The focus of this project is to use the “bottom-up” model of science to examine water quality on San Cristóbal. Under the supervision of Penn faculty and a Galápagos Naturalist Guide, this project aims to map the coliform levels in water throughout every Puerto Baquerizo Moreno home and business, establish a dozen or more clean water systems throughout the town, and present the findings of the project to the community, including the municipal and regional authorities. Bottled water dependency is a major problem for conservation on San Cristóbal, and by training a team of community scientists to take action in local water quality, we hope to address this crucial issue.

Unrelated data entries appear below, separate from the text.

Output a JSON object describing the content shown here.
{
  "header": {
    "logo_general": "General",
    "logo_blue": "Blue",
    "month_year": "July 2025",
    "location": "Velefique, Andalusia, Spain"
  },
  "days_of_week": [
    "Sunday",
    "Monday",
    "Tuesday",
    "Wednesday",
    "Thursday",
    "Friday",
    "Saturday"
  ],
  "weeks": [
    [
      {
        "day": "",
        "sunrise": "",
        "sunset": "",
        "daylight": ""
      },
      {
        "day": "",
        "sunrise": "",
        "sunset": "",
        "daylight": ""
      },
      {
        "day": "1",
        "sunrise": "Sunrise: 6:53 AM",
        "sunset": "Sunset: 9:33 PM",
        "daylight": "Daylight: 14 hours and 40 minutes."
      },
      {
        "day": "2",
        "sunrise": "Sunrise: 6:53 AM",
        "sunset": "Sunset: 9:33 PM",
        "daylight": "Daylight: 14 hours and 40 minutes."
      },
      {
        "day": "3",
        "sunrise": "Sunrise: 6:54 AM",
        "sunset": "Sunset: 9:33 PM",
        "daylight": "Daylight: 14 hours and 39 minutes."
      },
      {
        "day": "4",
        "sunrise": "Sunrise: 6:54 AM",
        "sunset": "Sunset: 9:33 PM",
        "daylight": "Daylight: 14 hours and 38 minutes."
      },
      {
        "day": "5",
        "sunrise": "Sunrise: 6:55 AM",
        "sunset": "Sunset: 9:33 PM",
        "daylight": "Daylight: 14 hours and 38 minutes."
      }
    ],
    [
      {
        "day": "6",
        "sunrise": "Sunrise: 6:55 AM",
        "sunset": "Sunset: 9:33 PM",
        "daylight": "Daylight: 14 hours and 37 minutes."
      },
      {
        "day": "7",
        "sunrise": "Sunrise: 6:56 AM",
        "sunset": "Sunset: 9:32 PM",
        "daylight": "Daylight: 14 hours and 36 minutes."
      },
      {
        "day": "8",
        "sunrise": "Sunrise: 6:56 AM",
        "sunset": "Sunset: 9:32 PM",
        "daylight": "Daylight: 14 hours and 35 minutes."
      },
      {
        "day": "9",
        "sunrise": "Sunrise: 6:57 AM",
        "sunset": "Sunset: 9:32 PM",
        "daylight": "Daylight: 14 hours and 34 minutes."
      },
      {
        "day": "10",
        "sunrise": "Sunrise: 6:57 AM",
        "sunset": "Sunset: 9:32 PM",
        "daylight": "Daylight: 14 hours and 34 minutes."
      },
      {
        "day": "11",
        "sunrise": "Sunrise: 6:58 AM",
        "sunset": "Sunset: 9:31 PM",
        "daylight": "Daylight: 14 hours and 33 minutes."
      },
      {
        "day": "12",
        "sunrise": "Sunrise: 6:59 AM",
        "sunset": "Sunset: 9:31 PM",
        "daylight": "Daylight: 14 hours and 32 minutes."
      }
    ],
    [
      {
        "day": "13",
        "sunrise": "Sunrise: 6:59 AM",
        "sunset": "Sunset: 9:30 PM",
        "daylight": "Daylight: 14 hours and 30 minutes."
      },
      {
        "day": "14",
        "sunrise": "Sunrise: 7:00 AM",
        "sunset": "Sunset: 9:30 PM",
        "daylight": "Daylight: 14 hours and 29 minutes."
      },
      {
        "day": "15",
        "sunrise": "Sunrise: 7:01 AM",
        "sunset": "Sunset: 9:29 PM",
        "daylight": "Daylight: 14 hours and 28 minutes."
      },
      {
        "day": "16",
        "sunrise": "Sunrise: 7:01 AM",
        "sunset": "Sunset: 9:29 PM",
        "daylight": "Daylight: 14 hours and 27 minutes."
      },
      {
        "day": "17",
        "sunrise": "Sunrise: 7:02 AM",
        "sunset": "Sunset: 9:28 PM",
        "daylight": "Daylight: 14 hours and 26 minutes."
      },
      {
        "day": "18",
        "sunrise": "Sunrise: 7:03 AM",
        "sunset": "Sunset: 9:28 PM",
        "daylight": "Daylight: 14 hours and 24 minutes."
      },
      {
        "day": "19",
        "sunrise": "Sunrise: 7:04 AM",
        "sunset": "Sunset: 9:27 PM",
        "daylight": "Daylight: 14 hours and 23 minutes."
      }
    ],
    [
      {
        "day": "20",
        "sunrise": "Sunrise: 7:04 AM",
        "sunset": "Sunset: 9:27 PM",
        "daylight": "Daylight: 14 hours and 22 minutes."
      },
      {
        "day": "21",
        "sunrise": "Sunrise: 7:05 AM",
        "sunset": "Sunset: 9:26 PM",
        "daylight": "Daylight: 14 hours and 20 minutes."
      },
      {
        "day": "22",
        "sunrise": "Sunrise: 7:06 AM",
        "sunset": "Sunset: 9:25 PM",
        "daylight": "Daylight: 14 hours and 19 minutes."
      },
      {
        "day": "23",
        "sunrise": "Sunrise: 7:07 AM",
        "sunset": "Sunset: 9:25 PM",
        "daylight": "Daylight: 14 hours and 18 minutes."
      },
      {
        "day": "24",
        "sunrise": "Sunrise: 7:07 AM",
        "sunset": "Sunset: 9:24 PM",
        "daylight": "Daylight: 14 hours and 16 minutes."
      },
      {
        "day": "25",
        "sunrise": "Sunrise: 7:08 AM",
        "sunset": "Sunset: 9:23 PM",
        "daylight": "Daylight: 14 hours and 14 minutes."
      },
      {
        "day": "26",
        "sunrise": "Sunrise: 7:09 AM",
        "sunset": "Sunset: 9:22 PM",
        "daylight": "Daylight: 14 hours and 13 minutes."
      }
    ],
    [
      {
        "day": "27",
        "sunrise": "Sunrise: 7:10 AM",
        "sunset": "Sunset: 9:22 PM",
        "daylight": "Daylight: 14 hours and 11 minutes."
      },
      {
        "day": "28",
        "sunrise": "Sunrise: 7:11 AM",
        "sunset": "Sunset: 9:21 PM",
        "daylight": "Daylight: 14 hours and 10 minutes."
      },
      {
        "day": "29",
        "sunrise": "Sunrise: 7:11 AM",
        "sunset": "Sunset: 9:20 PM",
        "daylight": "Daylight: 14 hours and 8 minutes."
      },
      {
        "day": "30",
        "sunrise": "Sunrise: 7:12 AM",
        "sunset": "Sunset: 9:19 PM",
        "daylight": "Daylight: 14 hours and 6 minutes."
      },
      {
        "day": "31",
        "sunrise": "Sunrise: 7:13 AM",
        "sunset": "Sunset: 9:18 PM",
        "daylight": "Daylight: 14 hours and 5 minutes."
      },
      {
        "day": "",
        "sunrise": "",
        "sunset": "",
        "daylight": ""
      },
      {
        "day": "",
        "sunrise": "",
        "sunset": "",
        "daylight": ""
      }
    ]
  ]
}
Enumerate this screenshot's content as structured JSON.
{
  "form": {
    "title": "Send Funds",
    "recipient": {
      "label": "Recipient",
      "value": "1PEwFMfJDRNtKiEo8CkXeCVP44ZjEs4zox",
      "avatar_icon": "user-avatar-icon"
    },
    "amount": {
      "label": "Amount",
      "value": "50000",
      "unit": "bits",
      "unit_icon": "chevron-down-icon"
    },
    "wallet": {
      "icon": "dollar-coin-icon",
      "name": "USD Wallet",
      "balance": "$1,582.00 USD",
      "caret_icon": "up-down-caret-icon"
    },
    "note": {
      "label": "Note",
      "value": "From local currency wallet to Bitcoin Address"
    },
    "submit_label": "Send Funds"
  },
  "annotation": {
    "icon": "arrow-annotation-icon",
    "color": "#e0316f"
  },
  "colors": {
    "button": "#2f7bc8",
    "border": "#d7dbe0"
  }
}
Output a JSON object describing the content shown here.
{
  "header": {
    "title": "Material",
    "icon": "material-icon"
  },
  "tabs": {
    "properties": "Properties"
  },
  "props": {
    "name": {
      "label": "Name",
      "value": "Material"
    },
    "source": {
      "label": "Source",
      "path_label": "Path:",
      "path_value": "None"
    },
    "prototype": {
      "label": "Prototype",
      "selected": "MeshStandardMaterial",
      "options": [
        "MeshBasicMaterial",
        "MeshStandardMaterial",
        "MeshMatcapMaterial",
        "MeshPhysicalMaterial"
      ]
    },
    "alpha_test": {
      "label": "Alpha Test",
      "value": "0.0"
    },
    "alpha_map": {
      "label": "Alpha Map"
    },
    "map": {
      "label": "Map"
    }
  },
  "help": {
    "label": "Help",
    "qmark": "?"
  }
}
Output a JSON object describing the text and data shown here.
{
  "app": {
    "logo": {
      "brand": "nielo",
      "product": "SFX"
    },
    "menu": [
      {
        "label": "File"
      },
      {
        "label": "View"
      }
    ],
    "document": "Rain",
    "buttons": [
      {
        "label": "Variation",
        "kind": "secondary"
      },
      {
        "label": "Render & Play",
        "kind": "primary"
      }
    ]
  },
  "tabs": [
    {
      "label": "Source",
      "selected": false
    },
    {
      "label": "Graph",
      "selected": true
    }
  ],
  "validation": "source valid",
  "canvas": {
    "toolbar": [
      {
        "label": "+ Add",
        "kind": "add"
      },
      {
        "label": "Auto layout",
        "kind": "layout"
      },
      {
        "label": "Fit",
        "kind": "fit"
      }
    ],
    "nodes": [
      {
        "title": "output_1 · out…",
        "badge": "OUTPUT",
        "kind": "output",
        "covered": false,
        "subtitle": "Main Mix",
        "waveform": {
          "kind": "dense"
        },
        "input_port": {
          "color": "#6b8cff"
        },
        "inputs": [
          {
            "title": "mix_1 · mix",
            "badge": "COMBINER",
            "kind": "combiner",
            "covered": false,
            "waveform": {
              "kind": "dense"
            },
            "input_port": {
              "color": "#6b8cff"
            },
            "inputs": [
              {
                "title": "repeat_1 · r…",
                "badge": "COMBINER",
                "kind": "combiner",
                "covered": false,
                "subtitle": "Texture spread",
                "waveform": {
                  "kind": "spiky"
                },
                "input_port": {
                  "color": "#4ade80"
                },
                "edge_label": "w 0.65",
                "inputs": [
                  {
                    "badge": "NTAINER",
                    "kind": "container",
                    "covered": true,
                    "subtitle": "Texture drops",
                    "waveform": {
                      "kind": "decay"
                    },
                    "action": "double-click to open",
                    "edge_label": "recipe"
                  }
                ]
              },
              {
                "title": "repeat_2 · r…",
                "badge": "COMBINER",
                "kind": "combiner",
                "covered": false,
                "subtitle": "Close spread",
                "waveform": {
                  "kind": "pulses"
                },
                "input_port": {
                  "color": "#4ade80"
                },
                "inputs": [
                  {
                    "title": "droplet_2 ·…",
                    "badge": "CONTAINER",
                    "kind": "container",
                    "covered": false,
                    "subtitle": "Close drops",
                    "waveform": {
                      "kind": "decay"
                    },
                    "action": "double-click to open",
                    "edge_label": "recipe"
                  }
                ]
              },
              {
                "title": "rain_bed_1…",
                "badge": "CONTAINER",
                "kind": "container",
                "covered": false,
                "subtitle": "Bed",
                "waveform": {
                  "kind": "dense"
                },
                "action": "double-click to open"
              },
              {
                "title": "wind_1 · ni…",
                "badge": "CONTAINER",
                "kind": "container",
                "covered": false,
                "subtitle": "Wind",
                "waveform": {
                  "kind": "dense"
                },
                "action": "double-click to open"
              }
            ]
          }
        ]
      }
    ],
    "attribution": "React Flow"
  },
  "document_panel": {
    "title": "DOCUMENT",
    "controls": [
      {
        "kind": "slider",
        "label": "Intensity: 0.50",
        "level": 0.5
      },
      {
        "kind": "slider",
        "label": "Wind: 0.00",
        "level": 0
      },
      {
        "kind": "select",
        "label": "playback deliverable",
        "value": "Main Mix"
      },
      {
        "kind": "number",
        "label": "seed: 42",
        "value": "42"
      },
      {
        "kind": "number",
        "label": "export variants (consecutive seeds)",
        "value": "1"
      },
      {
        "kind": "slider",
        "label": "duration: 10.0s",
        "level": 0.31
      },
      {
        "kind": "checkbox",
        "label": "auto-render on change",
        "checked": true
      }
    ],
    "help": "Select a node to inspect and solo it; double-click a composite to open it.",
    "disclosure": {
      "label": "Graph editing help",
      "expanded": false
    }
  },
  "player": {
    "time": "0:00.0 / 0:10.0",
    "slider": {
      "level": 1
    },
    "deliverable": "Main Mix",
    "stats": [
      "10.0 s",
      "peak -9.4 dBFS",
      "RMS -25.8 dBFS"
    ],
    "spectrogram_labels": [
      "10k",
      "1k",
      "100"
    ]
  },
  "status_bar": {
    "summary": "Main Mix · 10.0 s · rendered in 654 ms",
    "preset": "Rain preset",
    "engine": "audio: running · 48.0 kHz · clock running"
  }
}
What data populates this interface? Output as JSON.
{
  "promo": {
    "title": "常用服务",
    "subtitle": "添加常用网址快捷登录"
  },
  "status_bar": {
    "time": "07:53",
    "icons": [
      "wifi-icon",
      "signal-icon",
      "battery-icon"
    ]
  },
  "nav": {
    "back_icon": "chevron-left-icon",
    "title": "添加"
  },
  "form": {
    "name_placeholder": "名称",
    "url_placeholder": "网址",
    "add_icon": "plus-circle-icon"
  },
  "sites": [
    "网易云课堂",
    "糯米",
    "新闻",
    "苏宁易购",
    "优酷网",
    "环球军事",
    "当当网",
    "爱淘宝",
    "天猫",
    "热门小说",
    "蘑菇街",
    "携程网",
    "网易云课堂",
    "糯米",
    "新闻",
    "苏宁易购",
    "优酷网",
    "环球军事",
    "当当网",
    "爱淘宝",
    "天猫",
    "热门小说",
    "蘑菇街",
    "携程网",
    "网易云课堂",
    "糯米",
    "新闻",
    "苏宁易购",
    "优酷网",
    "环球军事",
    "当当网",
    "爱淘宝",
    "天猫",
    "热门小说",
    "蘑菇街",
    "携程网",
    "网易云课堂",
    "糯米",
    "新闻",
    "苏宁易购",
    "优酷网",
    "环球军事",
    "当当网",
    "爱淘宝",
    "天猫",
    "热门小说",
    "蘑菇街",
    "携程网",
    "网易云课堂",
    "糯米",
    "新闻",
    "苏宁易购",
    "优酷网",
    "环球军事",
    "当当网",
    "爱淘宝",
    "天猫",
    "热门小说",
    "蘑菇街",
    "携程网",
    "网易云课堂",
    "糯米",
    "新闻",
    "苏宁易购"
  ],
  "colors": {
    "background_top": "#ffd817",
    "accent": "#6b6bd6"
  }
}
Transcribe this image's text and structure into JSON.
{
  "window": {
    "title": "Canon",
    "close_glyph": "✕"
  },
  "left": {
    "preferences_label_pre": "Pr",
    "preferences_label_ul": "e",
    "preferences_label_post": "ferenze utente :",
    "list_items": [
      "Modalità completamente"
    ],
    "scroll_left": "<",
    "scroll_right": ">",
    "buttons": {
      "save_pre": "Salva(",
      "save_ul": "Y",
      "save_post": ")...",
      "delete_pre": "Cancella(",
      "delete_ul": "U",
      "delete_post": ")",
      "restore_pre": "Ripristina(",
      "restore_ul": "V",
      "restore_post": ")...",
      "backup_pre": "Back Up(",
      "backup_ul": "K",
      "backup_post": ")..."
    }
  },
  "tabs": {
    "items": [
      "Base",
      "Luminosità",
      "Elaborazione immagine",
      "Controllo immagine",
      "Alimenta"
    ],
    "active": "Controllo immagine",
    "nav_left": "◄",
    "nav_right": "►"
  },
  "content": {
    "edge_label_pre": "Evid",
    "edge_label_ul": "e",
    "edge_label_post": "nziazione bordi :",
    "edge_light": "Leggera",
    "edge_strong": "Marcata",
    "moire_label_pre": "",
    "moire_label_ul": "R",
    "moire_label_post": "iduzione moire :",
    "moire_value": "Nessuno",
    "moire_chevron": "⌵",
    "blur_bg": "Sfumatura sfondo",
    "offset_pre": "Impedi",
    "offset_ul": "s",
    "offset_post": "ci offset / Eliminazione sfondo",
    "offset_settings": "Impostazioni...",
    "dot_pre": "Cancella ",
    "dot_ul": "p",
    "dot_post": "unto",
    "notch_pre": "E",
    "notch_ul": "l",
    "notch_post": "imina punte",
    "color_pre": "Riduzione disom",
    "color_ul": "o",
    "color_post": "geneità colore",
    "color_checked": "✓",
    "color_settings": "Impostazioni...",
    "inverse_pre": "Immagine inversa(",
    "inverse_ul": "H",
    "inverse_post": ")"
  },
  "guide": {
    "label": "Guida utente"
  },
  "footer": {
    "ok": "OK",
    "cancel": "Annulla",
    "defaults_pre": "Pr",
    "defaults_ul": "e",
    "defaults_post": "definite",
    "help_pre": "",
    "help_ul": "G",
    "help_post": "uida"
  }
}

In 2019, the pilot version of this study examined the drinking water supply on San Cristóbal and the relationship between drinking water and plastic use. Residents executed tests on the tap water in their homes to measure coliform, E. coli, and chlorine levels. For comparison, they also tested the source they currently use for drinking water, whether that is from a filter, a five gallon bottle from a water company, tap water that they boil and store, or any other source. To address the plastic reduction part of the goals, residents took a survey about their plastic use and were given information about treating their own tap water to eliminate the need to purchase bottled water of any kind. This pilot included collaboration with the Scouts program on the island, teaching the water testing protocol to the kids and inviting them to test the tap water in their homes and their friends’ homes.
The ultimate goals of the project are to involve the community in the scientific protocol of testing, map coliform levels to hopefully identify the source of contamination, and reduce plastic waste from purchasing bottled water. In the future, we hope to expand the involvement of local students and community members to give them more ownership over the project.